De raad heeft eerder kritiek geuit op de wijze waarop SSS aan haar doelstellingen werkt. SSS heeft hier de afgelopen periode haar beleid niet op aangepast en reflecteert hier in haar aanvraag evenmin op. De raad vindt een aanscherping van het beleid van wezenlijk belang voor het toekennen van een subsidie in het kader van de basisinfrastructuur.
Beoordeling
Kwaliteit
Contact tussen schrijvers en (jong) publiek, fysiek en digitaal, is een voorwaarde voor een vitale literaire cultuur. Het belang van een bemiddelende instelling als SSS daarvoor staat buiten kijf. Een organisatie als SSS werkt immers drempelverlagend voor stakeholders binnen het onderwijs en in het culturele en commerciële veld om deze contacten mogelijk te maken. De raad hecht daarom veel waarde aan de beleidsdoelstellingen van deze instelling.
De raad vindt dat SSS over het algemeen echter haar kernactiviteiten nog te weinig proactief uitvoert. De aanvraag bevestigt dit beeld.

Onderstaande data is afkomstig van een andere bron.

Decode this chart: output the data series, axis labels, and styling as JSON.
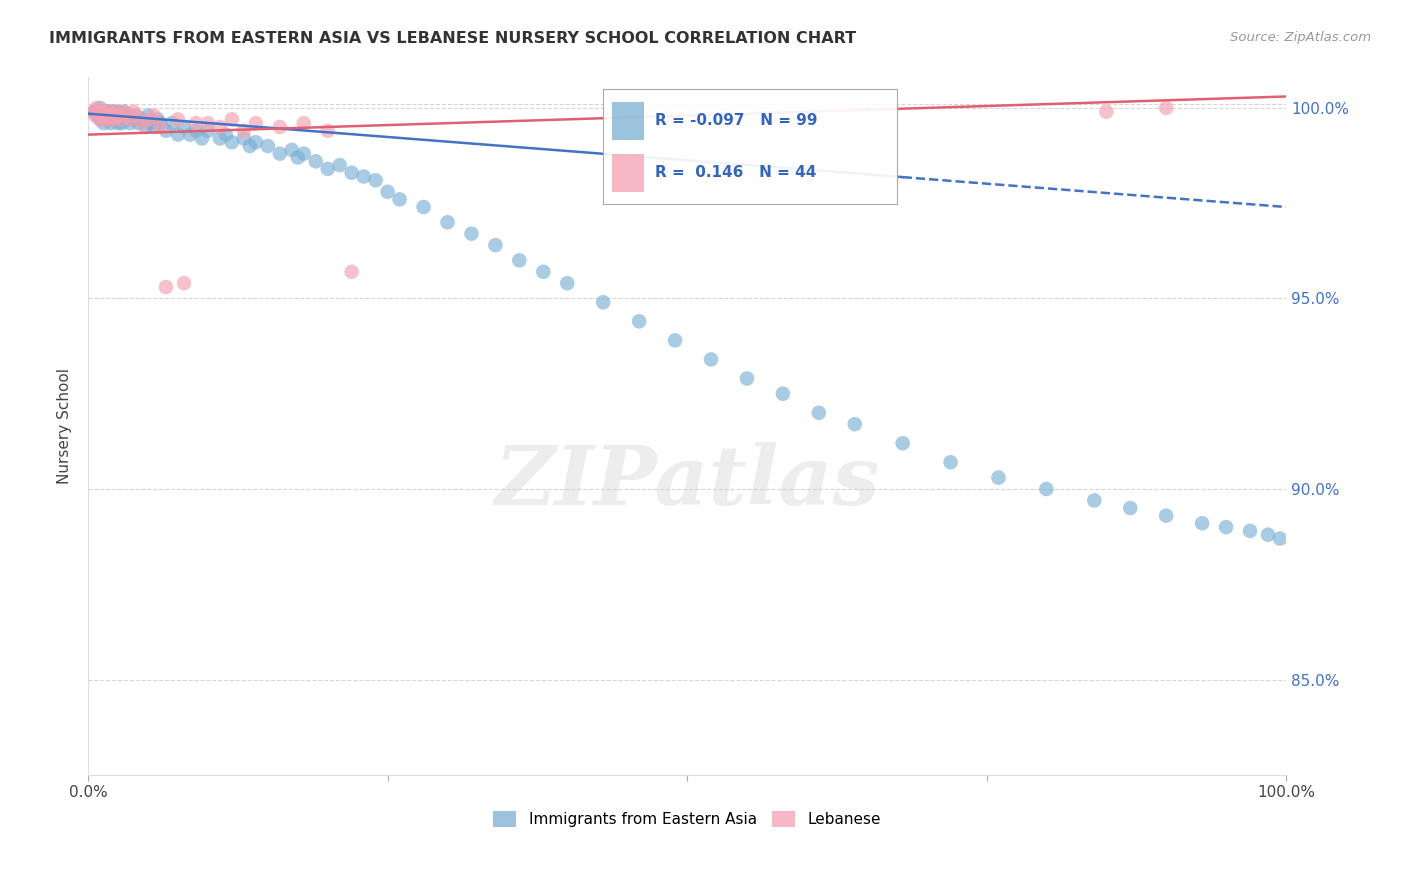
{
  "title": "IMMIGRANTS FROM EASTERN ASIA VS LEBANESE NURSERY SCHOOL CORRELATION CHART",
  "source": "Source: ZipAtlas.com",
  "ylabel": "Nursery School",
  "legend_blue_label": "Immigrants from Eastern Asia",
  "legend_pink_label": "Lebanese",
  "R_blue": -0.097,
  "N_blue": 99,
  "R_pink": 0.146,
  "N_pink": 44,
  "blue_color": "#7BAFD4",
  "pink_color": "#F4A0B0",
  "blue_line_color": "#4472C4",
  "pink_line_color": "#E06070",
  "xmin": 0.0,
  "xmax": 1.0,
  "ymin": 0.825,
  "ymax": 1.008,
  "yticks": [
    0.85,
    0.9,
    0.95,
    1.0
  ],
  "ytick_labels": [
    "85.0%",
    "90.0%",
    "95.0%",
    "100.0%"
  ],
  "grid_color": "#CCCCCC",
  "watermark": "ZIPatlas",
  "blue_scatter_x": [
    0.005,
    0.007,
    0.008,
    0.009,
    0.01,
    0.01,
    0.01,
    0.012,
    0.013,
    0.013,
    0.015,
    0.015,
    0.016,
    0.016,
    0.017,
    0.018,
    0.018,
    0.019,
    0.02,
    0.02,
    0.021,
    0.022,
    0.022,
    0.023,
    0.025,
    0.025,
    0.026,
    0.027,
    0.028,
    0.03,
    0.03,
    0.032,
    0.033,
    0.034,
    0.035,
    0.038,
    0.04,
    0.042,
    0.045,
    0.048,
    0.05,
    0.052,
    0.055,
    0.058,
    0.06,
    0.065,
    0.07,
    0.075,
    0.08,
    0.085,
    0.09,
    0.095,
    0.1,
    0.11,
    0.115,
    0.12,
    0.13,
    0.135,
    0.14,
    0.15,
    0.16,
    0.17,
    0.175,
    0.18,
    0.19,
    0.2,
    0.21,
    0.22,
    0.23,
    0.24,
    0.25,
    0.26,
    0.28,
    0.3,
    0.32,
    0.34,
    0.36,
    0.38,
    0.4,
    0.43,
    0.46,
    0.49,
    0.52,
    0.55,
    0.58,
    0.61,
    0.64,
    0.68,
    0.72,
    0.76,
    0.8,
    0.84,
    0.87,
    0.9,
    0.93,
    0.95,
    0.97,
    0.985,
    0.995
  ],
  "blue_scatter_y": [
    0.999,
    0.999,
    0.998,
    0.998,
    1.0,
    0.999,
    0.997,
    0.999,
    0.998,
    0.996,
    0.999,
    0.998,
    0.999,
    0.997,
    0.998,
    0.997,
    0.999,
    0.996,
    0.999,
    0.997,
    0.998,
    0.999,
    0.997,
    0.998,
    0.999,
    0.996,
    0.998,
    0.997,
    0.996,
    0.999,
    0.997,
    0.998,
    0.997,
    0.998,
    0.996,
    0.997,
    0.998,
    0.996,
    0.997,
    0.995,
    0.998,
    0.996,
    0.995,
    0.997,
    0.996,
    0.994,
    0.996,
    0.993,
    0.995,
    0.993,
    0.994,
    0.992,
    0.994,
    0.992,
    0.993,
    0.991,
    0.992,
    0.99,
    0.991,
    0.99,
    0.988,
    0.989,
    0.987,
    0.988,
    0.986,
    0.984,
    0.985,
    0.983,
    0.982,
    0.981,
    0.978,
    0.976,
    0.974,
    0.97,
    0.967,
    0.964,
    0.96,
    0.957,
    0.954,
    0.949,
    0.944,
    0.939,
    0.934,
    0.929,
    0.925,
    0.92,
    0.917,
    0.912,
    0.907,
    0.903,
    0.9,
    0.897,
    0.895,
    0.893,
    0.891,
    0.89,
    0.889,
    0.888,
    0.887
  ],
  "pink_scatter_x": [
    0.005,
    0.006,
    0.007,
    0.008,
    0.009,
    0.01,
    0.01,
    0.011,
    0.012,
    0.013,
    0.014,
    0.015,
    0.016,
    0.018,
    0.019,
    0.02,
    0.022,
    0.023,
    0.025,
    0.028,
    0.03,
    0.032,
    0.035,
    0.038,
    0.04,
    0.045,
    0.05,
    0.055,
    0.06,
    0.065,
    0.075,
    0.08,
    0.09,
    0.1,
    0.11,
    0.12,
    0.13,
    0.14,
    0.16,
    0.18,
    0.2,
    0.22,
    0.85,
    0.9
  ],
  "pink_scatter_y": [
    0.999,
    0.998,
    1.0,
    0.999,
    0.998,
    0.999,
    0.997,
    0.999,
    0.998,
    0.999,
    0.997,
    0.999,
    0.998,
    0.997,
    0.999,
    0.998,
    0.997,
    0.999,
    0.998,
    0.997,
    0.999,
    0.998,
    0.997,
    0.999,
    0.998,
    0.996,
    0.997,
    0.998,
    0.995,
    0.953,
    0.997,
    0.954,
    0.996,
    0.996,
    0.995,
    0.997,
    0.994,
    0.996,
    0.995,
    0.996,
    0.994,
    0.957,
    0.999,
    1.0
  ]
}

SSS communiceert via een nieuwsbrief; de inzet van sociale media wordt wel genoemd, maar niet geconcretiseerd. De website van SSS is, hoewel verbeterd, nog niet op orde en de administratieve werkprocessen zijn niet optimaal ingericht. Met een geavanceerd, informatief digitaal ‘schrijverskeuze- en -bestelsysteem’ kan naar het oordeel van de raad met beduidend minder administratieve inspanningen worden voldaan aan de vraag naar geschikte schrijvers op locatie. Daarbij kan een voorbeeld worden genomen aan het Vlaams Fonds voor de Letteren, dat met de website auteurslezingen.be de leesbevordering in België stimuleert. SSS spreekt weliswaar over geplande verbeteringen, in het bijzonder van technologische aard (SSS noemt customer relations management en administratieve processen), maar deze verbeteringen had SSS al veel eerder moeten doorvoeren; daartoe heeft de raad de stichting reeds vier jaar geleden aangespoord.

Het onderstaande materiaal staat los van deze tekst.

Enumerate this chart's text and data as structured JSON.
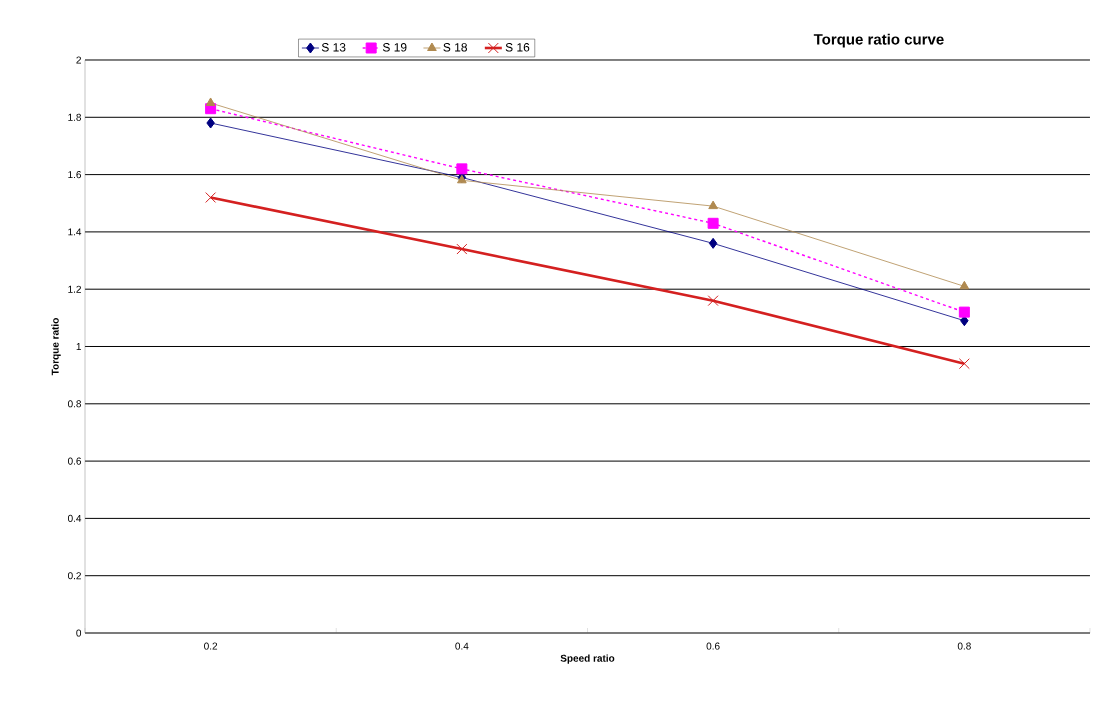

De positionering van SSS laat te wensen over. Scholen verwachten een uitgebreid educatieprogramma dat deel uitmaakt van een leerlijn. Hierin voorziet SSS niet. Hoewel SSS betrokken is bij het programma ‘Tel mee met Taal’ van Stichting Lezen en in dit verband actief is op het vmbo, opereert ze naar het oordeel van de raad nog veel te geïsoleerd. SSS voert geen beleid dat in de pas loopt met maatschappelijke en technologische ontwikkelingen en daarmee met de vaardigheden die (jonge) cultuurconsumenten zich eigen (moeten) maken. Het aanbod van SSS blijft, ondanks de massale digitalisering van de afgelopen twee decennia, uiterst traditioneel.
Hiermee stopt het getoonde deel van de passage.